Transaction Montréal-Philadelphie-Edmonton: Jacob Fowler a trop parlé

Transaction Montréal-Philadelphie-Edmonton: Jacob Fowler a trop parlé

Par David Garel le 2025-09-13

La réalité a fini par rattraper Jacob Fowler.

Pour l’étoile montante devant le filet du Canadien de Montréal, ce moment est survenu bien plus tôt que prévu.

L’Américain de 20 ans, fraîchement débarqué dans les rangs professionnels après une carrière universitaire éclatante, semblait croire que la Ligue nationale de hockey l’attendait les bras ouverts.

À force de répéter que « dans sa tête, il allait jouer dans la LNH cette année », Fowler a attiré sur lui une attention médiatique étouffante… et surtout, dangereuse.

Un discours trop confiant, voire arrogant pour l'organisation?

Depuis son arrivée au camp des recrues du CH, Jacob Fowler ne manquait pas de culot. Dans ses premières déclarations publiques, il multipliait les affirmations à saveur de Dieu.

Il se voyait déjà sur la glace du Centre Bell en saison régulière, il se projetait comme le gardien d’avenir de l’équipe, voire le gardien du présent.

Et ce, alors que Samuel Montembeault, médaillé d’or au Championnat mondial, est toujours bel et bien en poste comme numéro un.

Les propos ont rapidement trouvé écho sur les réseaux sociaux, dans les blogues, et surtout, dans les bureaux du Centre Bell.

L’idée que Fowler représentait déjà une menace crédible pour Montembeault a fait exploser les scénarios de transactions pour 2026 ou 2027.

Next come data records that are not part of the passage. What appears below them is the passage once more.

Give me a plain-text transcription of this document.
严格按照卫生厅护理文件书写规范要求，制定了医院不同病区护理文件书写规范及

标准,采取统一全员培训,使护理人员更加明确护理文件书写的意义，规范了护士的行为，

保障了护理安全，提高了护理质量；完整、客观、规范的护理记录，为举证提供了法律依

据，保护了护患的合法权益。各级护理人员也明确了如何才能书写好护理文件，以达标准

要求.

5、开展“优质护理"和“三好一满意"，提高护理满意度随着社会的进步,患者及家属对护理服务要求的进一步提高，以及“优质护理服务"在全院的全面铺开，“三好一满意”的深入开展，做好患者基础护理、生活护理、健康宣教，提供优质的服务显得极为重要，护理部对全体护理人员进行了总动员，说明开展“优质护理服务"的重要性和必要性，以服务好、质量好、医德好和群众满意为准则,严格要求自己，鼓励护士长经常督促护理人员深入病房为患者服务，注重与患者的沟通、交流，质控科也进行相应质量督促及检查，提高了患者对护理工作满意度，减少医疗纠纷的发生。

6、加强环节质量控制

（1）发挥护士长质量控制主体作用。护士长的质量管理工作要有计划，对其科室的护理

Il ne s’agissait pas d’un scénario imminent ni d’une transaction précipitée. Personne ne prétendait que Montembeault serait échangé dans les prochains jours. Ce qui alimentait réellement les discussions, c’était sa situation contractuelle bien connue dans le milieu.

Le gardien québécois entame la deuxième année d’un contrat de trois saisons signé à 3,15 millions de dollars par année.

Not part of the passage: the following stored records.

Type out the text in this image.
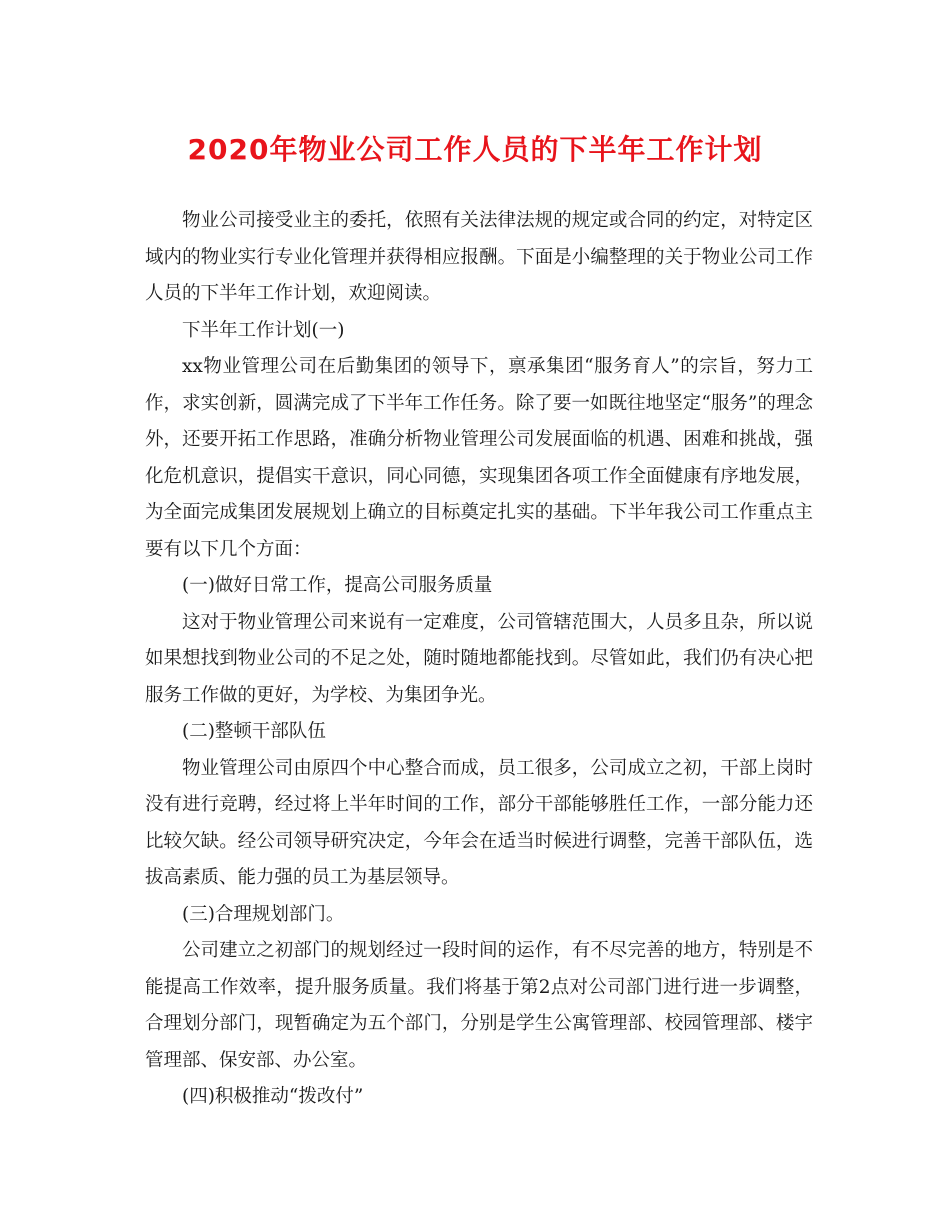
2020年物业公司工作人员的下半年工作计划

物业公司接受业主的委托，依照有关法律法规的规定或合同的约定，对特定区域内的物业实行专业化管理并获得相应报酬。下面是小编整理的关于物业公司工作人员的下半年工作计划，欢迎阅读。

下半年工作计划(一)

xx物业管理公司在后勤集团的领导下，禀承集团“服务育人”的宗旨，努力工作，求实创新，圆满完成了下半年工作任务。除了要一如既往地坚定“服务”的理念外，还要开拓工作思路，准确分析物业管理公司发展面临的机遇、困难和挑战，强化危机意识，提倡实干意识，同心同德，实现集团各项工作全面健康有序地发展，为全面完成集团发展规划上确立的目标奠定扎实的基础。下半年我公司工作重点主要有以下几个方面：

(一)做好日常工作，提高公司服务质量

这对于物业管理公司来说有一定难度，公司管辖范围大，人员多且杂，所以说如果想找到物业公司的不足之处，随时随地都能找到。尽管如此，我们仍有决心把服务工作做的更好，为学校、为集团争光。

(二)整顿干部队伍

物业管理公司由原四个中心整合而成，员工很多，公司成立之初，干部上岗时没有进行竞聘，经过将上半年时间的工作，部分干部能够胜任工作，一部分能力还比较欠缺。经公司领导研究决定，今年会在适当时候进行调整，完善干部队伍，选拔高素质、能力强的员工为基层领导。

(三)合理规划部门。

公司建立之初部门的规划经过一段时间的运作，有不尽完善的地方，特别是不能提高工作效率，提升服务质量。我们将基于第2点对公司部门进行进一步调整，合理划分部门，现暂确定为五个部门，分别是学生公寓管理部、校园管理部、楼宇管理部、保安部、办公室。

(四)积极推动“拨改付”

Et dans l’entourage de la LNH, tout le monde sait qu’il ne prolongera pas à Montréal. Son camp ne s’en cache pas, et Kent Hughes n’a jamais été du genre à perdre des joueurs pour rien. Alors, d’ici l’été 2027, tout le monde s’attend à une transaction, c’est une question de quand, pas de si.

C’est dans ce contexte que l’enthousiasme autour de Jacob Fowler a pris de l’ampleur. Si le jeune gardien surprenait au camp, s’il forçait la main du Canadien, cela aurait pu accélérer les choses.

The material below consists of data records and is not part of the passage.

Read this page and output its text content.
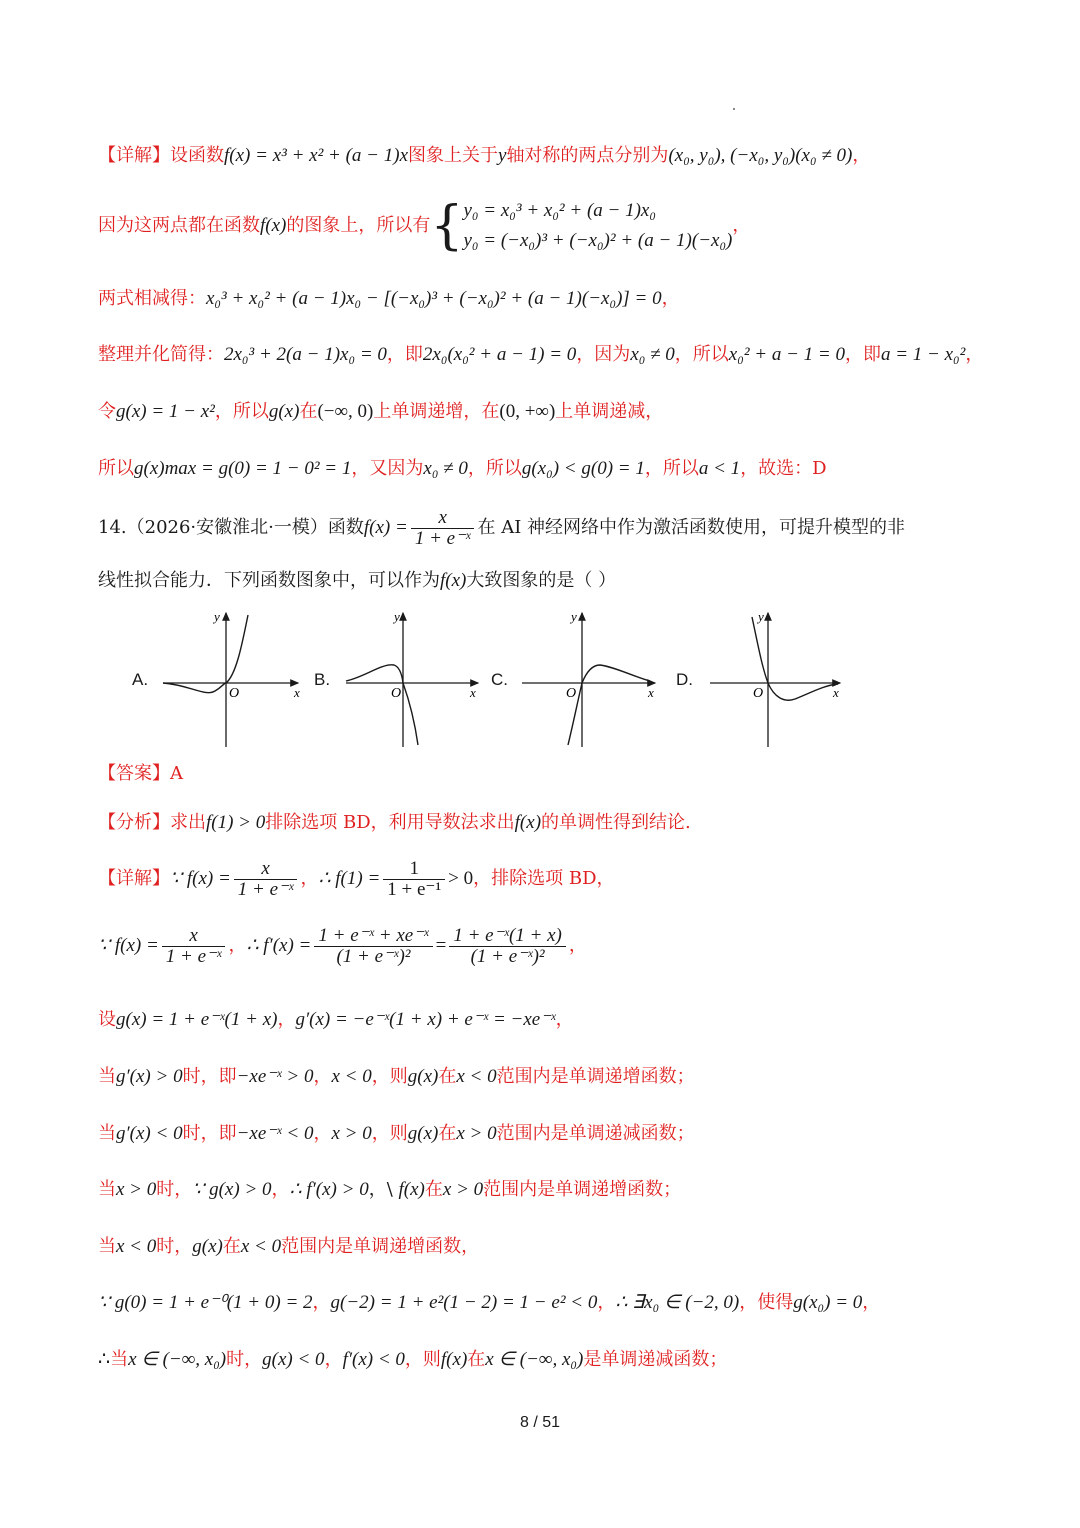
【详解】设函数f(x) = x³ + x² + (a − 1)x图象上关于y轴对称的两点分别为(x₀, y₀), (−x₀, y₀)(x₀ ≠ 0)，
因为这两点都在函数f(x)的图象上，所以有{ y₀ = x₀³ + x₀² + (a − 1)x₀
y₀ = (−x₀)³ + (−x₀)² + (a − 1)(−x₀)
，
两式相减得：x₀³ + x₀² + (a − 1)x₀ − [(−x₀)³ + (−x₀)² + (a − 1)(−x₀)] = 0，
整理并化简得：2x₀³ + 2(a − 1)x₀ = 0，即2x₀(x₀² + a − 1) = 0，因为x₀ ≠ 0，所以x₀² + a − 1 = 0，即a = 1 − x₀²，
令g(x) = 1 − x²，所以g(x)在(−∞, 0)上单调递增，在(0, +∞)上单调递减，
所以g(x)max = g(0) = 1 − 0² = 1，又因为x₀ ≠ 0，所以g(x₀) < g(0) = 1，所以a < 1，故选：D
14.（2026·安徽淮北·一模）函数$f(x) = \frac{x}{\text{1 + e⁻ˣ}}$ 在 AI 神经网络中作为激活函数使用，可提升模型的非
线性拟合能力．下列函数图象中，可以作为f(x)大致图象的是（ ）
A.	B.	C.	D.
y
x
O
y
x
O
y
x
O
y
x
O
【答案】A
【分析】求出f(1) > 0排除选项 BD，利用导数法求出f(x)的单调性得到结论.
【详解】∵ $f(x) = \frac{x}{\text{1 + e⁻ˣ}}$ ，∴ $f(1) = \frac{1}{\text{1 + e⁻¹}} > 0$，排除选项 BD，
∵ $f(x) = \frac{x}{\text{1 + e⁻ˣ}}$ ，∴ $f'(x) = \frac{\text{1 + e⁻ˣ + xe⁻ˣ}}{\text{(1 + e⁻ˣ)²}} = \frac{\text{1 + e⁻ˣ(1 + x)}}{\text{(1 + e⁻ˣ)²}}$ ，
设g(x) = 1 + e⁻ˣ(1 + x)，g′(x) = −e⁻ˣ(1 + x) + e⁻ˣ = −xe⁻ˣ，
当g′(x) > 0时，即−xe⁻ˣ > 0，x < 0，则g(x)在x < 0范围内是单调递增函数；
当g′(x) < 0时，即−xe⁻ˣ < 0，x > 0，则g(x)在x > 0范围内是单调递减函数；
当x > 0时，∵ g(x) > 0，∴ f′(x) > 0，\ f(x)在x > 0范围内是单调递增函数；
当x < 0时，g(x)在x < 0范围内是单调递增函数，
∵ g(0) = 1 + e⁻⁰(1 + 0) = 2，g(−2) = 1 + e²(1 − 2) = 1 − e² < 0，∴ ∃x₀ ∈ (−2, 0)，使得g(x₀) = 0，
∴当x ∈ (−∞, x₀)时，g(x) < 0，f′(x) < 0，则f(x)在x ∈ (−∞, x₀)是单调递减函数；
8 / 51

Ce n’était pas une rumeur fondée sur une offre concrète, mais plutôt le reflet d’un alignement logique de facteurs : la montée de Fowler, la valeur de Montembeault, et la stratégie habituelle de l’état-major du CH de regarder ves l'avenir, sans émotion face au fait d'échanger des joueurs aimés dans le vestiaire.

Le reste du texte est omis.